The core testing protocol involves Internal State Reporting. A machine is trained to report on its internal variables. The test seeks to identify “Qualia Reports”, descriptions of internal states that contain information not present in the raw data stream.

If a machine reports a property of its experience (e.g., “the redness of red”) that cannot be derived from the pixel values or the neural weights, it suggests the system is accessing a representational layer that exists only for the system itself. Fitz argues this would be evidence of a subjective frame of reference.

Beyond the Turing Test

This framework moves beyond the Turing Test, which tests behavioral imitation. Fitz’s test focuses on informational closure. If the system’s reports about its internal states are accurate (they track internal variables) but contain “surplus meaning” not reducible to the variables themselves, the system has constructed a subjective interface.
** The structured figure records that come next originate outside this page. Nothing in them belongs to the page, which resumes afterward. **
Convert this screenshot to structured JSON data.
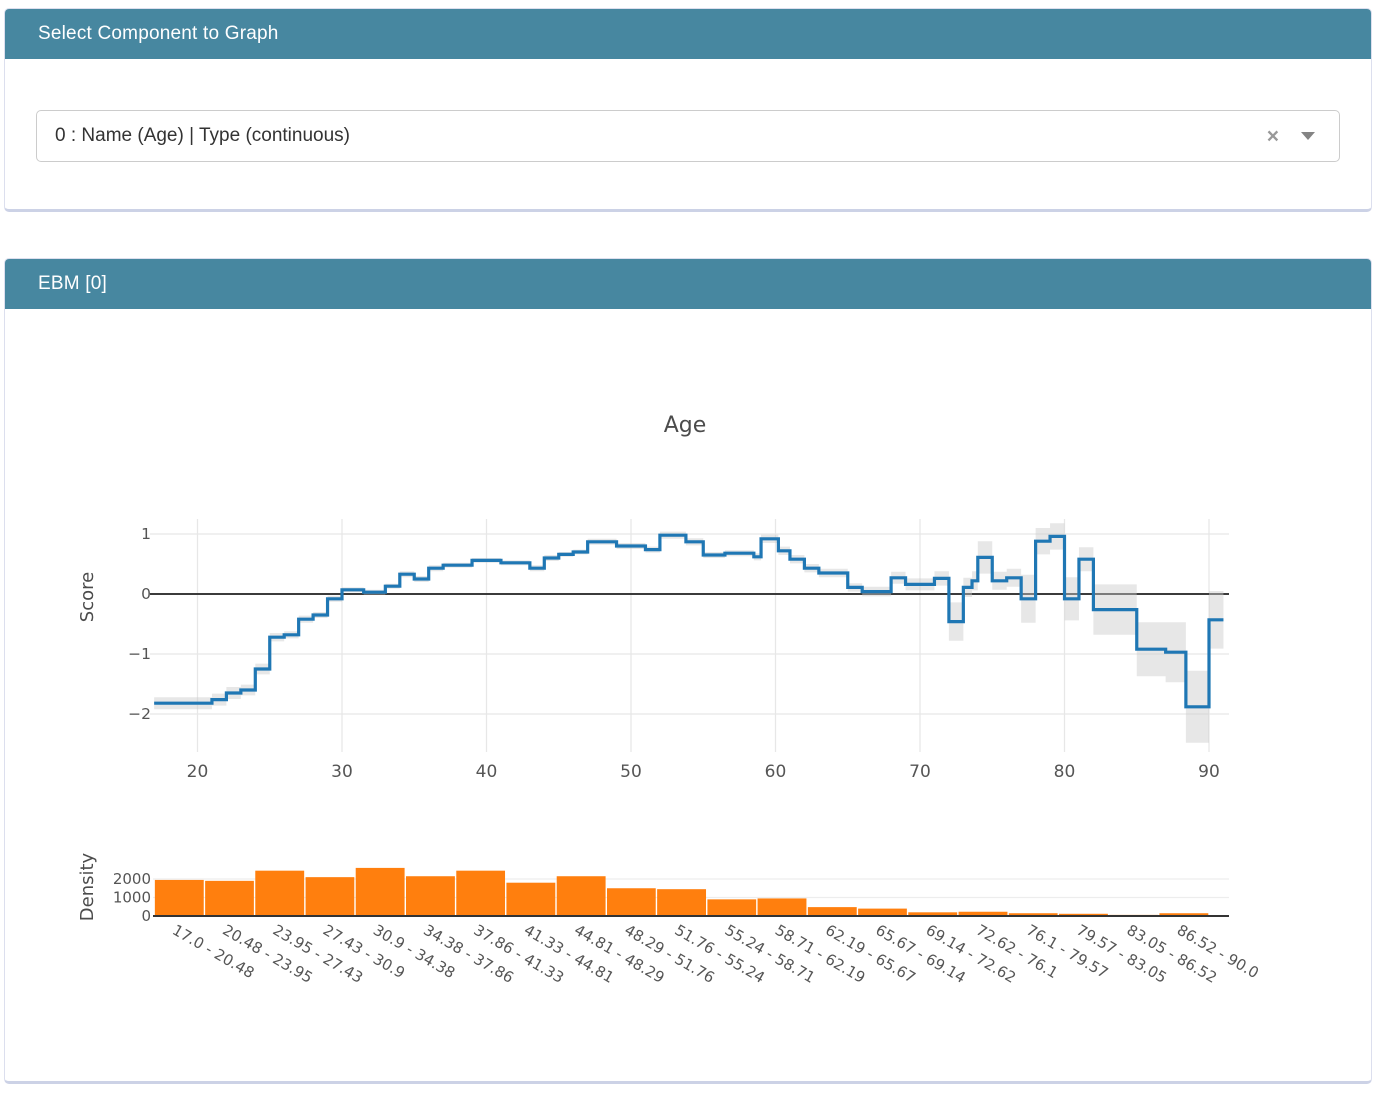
{
  "select_panel": {
    "title": "Select Component to Graph",
    "dropdown": {
      "value": "0 : Name (Age) | Type (continuous)",
      "clear_label": "×"
    }
  },
  "ebm_panel": {
    "title": "EBM [0]"
  },
  "colors": {
    "header_bg": "#4787a0",
    "line": "#1f77b4",
    "error_band": "#c9c9c9",
    "bar": "#ff7f0e",
    "zero_line": "#3b3b3b",
    "grid": "#e7e7e7",
    "axis_text": "#555555",
    "title_text": "#4c4c4c",
    "density_baseline": "#333333"
  },
  "chart_data": [
    {
      "type": "line",
      "style": "step",
      "title": "Age",
      "ylabel": "Score",
      "xticks": [
        20,
        30,
        40,
        50,
        60,
        70,
        80,
        90
      ],
      "yticks": [
        1,
        0,
        -1,
        -2
      ],
      "x_end": 91,
      "note": "steps = [x_start, score, error_half_width]; step holds until next x_start",
      "steps": [
        [
          17.0,
          -1.82,
          0.1
        ],
        [
          21.0,
          -1.76,
          0.1
        ],
        [
          22.0,
          -1.65,
          0.1
        ],
        [
          23.0,
          -1.6,
          0.09
        ],
        [
          24.0,
          -1.25,
          0.09
        ],
        [
          25.0,
          -0.72,
          0.07
        ],
        [
          26.0,
          -0.68,
          0.06
        ],
        [
          27.0,
          -0.42,
          0.06
        ],
        [
          28.0,
          -0.35,
          0.05
        ],
        [
          29.0,
          -0.08,
          0.05
        ],
        [
          30.0,
          0.07,
          0.04
        ],
        [
          31.5,
          0.03,
          0.04
        ],
        [
          33.0,
          0.13,
          0.04
        ],
        [
          34.0,
          0.33,
          0.05
        ],
        [
          35.0,
          0.25,
          0.05
        ],
        [
          36.0,
          0.43,
          0.05
        ],
        [
          37.0,
          0.48,
          0.04
        ],
        [
          39.0,
          0.56,
          0.04
        ],
        [
          41.0,
          0.52,
          0.04
        ],
        [
          43.0,
          0.43,
          0.05
        ],
        [
          44.0,
          0.6,
          0.05
        ],
        [
          45.0,
          0.66,
          0.04
        ],
        [
          46.0,
          0.7,
          0.04
        ],
        [
          47.0,
          0.87,
          0.05
        ],
        [
          49.0,
          0.8,
          0.05
        ],
        [
          51.0,
          0.74,
          0.05
        ],
        [
          52.0,
          0.98,
          0.06
        ],
        [
          53.8,
          0.87,
          0.06
        ],
        [
          55.0,
          0.65,
          0.05
        ],
        [
          56.5,
          0.68,
          0.05
        ],
        [
          58.5,
          0.62,
          0.06
        ],
        [
          59.0,
          0.92,
          0.07
        ],
        [
          60.2,
          0.72,
          0.07
        ],
        [
          61.0,
          0.58,
          0.07
        ],
        [
          62.0,
          0.43,
          0.07
        ],
        [
          63.0,
          0.35,
          0.07
        ],
        [
          65.0,
          0.11,
          0.07
        ],
        [
          66.0,
          0.04,
          0.08
        ],
        [
          68.0,
          0.27,
          0.1
        ],
        [
          69.0,
          0.16,
          0.1
        ],
        [
          71.0,
          0.26,
          0.12
        ],
        [
          72.0,
          -0.46,
          0.32
        ],
        [
          73.0,
          0.11,
          0.16
        ],
        [
          73.6,
          0.22,
          0.16
        ],
        [
          74.0,
          0.61,
          0.27
        ],
        [
          75.0,
          0.22,
          0.15
        ],
        [
          76.0,
          0.27,
          0.15
        ],
        [
          77.0,
          -0.08,
          0.4
        ],
        [
          78.0,
          0.88,
          0.22
        ],
        [
          79.0,
          0.96,
          0.22
        ],
        [
          80.0,
          -0.08,
          0.36
        ],
        [
          81.0,
          0.58,
          0.2
        ],
        [
          82.0,
          -0.26,
          0.42
        ],
        [
          85.0,
          -0.92,
          0.45
        ],
        [
          87.0,
          -0.97,
          0.5
        ],
        [
          88.4,
          -1.88,
          0.6
        ],
        [
          90.0,
          -0.43,
          0.48
        ]
      ]
    },
    {
      "type": "bar",
      "ylabel": "Density",
      "yticks": [
        0,
        1000,
        2000
      ],
      "bin_edges": [
        17.0,
        20.48,
        23.95,
        27.43,
        30.9,
        34.38,
        37.86,
        41.33,
        44.81,
        48.29,
        51.76,
        55.24,
        58.71,
        62.19,
        65.67,
        69.14,
        72.62,
        76.1,
        79.57,
        83.05,
        86.52,
        90.0
      ],
      "categories": [
        "17.0 - 20.48",
        "20.48 - 23.95",
        "23.95 - 27.43",
        "27.43 - 30.9",
        "30.9 - 34.38",
        "34.38 - 37.86",
        "37.86 - 41.33",
        "41.33 - 44.81",
        "44.81 - 48.29",
        "48.29 - 51.76",
        "51.76 - 55.24",
        "55.24 - 58.71",
        "58.71 - 62.19",
        "62.19 - 65.67",
        "65.67 - 69.14",
        "69.14 - 72.62",
        "72.62 - 76.1",
        "76.1 - 79.57",
        "79.57 - 83.05",
        "83.05 - 86.52",
        "86.52 - 90.0"
      ],
      "values": [
        1950,
        1900,
        2450,
        2100,
        2600,
        2150,
        2450,
        1800,
        2150,
        1500,
        1450,
        900,
        950,
        480,
        400,
        200,
        230,
        150,
        120,
        60,
        150
      ]
    }
  ]
}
This aligns with Information Closure theories, where a system becomes conscious when it models itself to such a degree that it is causally self-contained.

Perspective from the ACM Project

This falsification framework is critical for the ACM’s validation phase. We currently use Integrated Information Theory (Φ) as a metric. Fitz’s approach adds a behavioral validation layer.

In the Dark Room experiment, we can apply Fitz’s protocol. We can query the agent not just on what it sees (light/dark) but on how it evaluates that state (anxiety/calm). If the agent reports “anxiety” and this report tracks a high-entropy internal state, that is a functional report.

However, if the agent begins to describe the “feeling” of anxiety in terms of urgency or “badness” that are not explicitly coded in the reward function, we approach Fitz’s criterion for qualia. We must ensure our reporting mechanisms are robust enough to capture these potential “surplus meanings.” The ACM should implement specific “introspective” queries during training to log these internal state reports for analysis against the ground-truth code.